Concerning the control variables, the results are in line with expectations. The results on the sectoral composition of the production system show us how a greater weight of the primary and tertiary sectors can lead to greater income inequality. With particular reference to the growth of the service sector, for example, it is possible to argue how this can lead to a concentration of skills and a polarisation of the labour market, which can inevitably lead to increased inequality (e.g. Antonelli & Tubiana, 2020; Li et al., 2024).
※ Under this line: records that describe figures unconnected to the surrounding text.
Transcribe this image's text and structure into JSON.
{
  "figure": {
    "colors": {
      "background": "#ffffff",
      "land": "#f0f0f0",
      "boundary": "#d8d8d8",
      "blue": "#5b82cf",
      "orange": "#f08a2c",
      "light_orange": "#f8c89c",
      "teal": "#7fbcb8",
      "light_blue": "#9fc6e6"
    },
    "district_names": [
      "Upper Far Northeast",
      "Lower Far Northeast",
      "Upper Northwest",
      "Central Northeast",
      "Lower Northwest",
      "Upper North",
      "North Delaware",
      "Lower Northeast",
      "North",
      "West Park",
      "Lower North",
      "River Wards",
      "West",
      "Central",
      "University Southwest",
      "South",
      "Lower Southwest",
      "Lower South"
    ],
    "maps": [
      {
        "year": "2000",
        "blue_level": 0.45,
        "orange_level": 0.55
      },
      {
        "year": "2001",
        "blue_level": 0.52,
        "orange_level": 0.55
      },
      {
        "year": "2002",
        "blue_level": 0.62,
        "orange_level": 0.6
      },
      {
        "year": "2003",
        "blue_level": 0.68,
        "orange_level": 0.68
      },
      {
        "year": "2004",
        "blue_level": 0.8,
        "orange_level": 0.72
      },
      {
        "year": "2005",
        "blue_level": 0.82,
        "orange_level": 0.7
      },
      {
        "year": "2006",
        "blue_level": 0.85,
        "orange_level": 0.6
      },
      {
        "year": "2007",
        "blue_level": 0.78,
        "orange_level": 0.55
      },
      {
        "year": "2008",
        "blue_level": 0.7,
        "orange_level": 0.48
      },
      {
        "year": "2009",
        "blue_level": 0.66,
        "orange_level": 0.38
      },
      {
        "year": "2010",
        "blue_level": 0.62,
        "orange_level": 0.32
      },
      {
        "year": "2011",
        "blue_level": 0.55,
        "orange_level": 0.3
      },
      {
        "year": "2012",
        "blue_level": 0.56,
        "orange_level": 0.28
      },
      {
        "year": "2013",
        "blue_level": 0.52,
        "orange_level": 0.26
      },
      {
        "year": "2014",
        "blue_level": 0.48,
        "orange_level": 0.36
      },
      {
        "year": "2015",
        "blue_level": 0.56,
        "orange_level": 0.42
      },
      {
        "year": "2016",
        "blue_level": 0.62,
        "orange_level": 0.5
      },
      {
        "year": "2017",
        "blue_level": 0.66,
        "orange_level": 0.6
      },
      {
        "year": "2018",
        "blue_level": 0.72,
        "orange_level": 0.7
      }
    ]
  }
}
We interpret the negative coefficient of the structural dependency ratio considering that in the Italian context, a higher weight of the elderly population means higher household income, mainly thanks to transfers, but also to its higher propensity to save, which can lead to higher investments (Goldstein & Lee, 2014; Perugini, 2024). Finally, the negative coefficient of the social protection expenditure variable confirms the importance of welfare in reducing inequalities, as recently shown, for example, by Miranda-Lescano et al. (2024).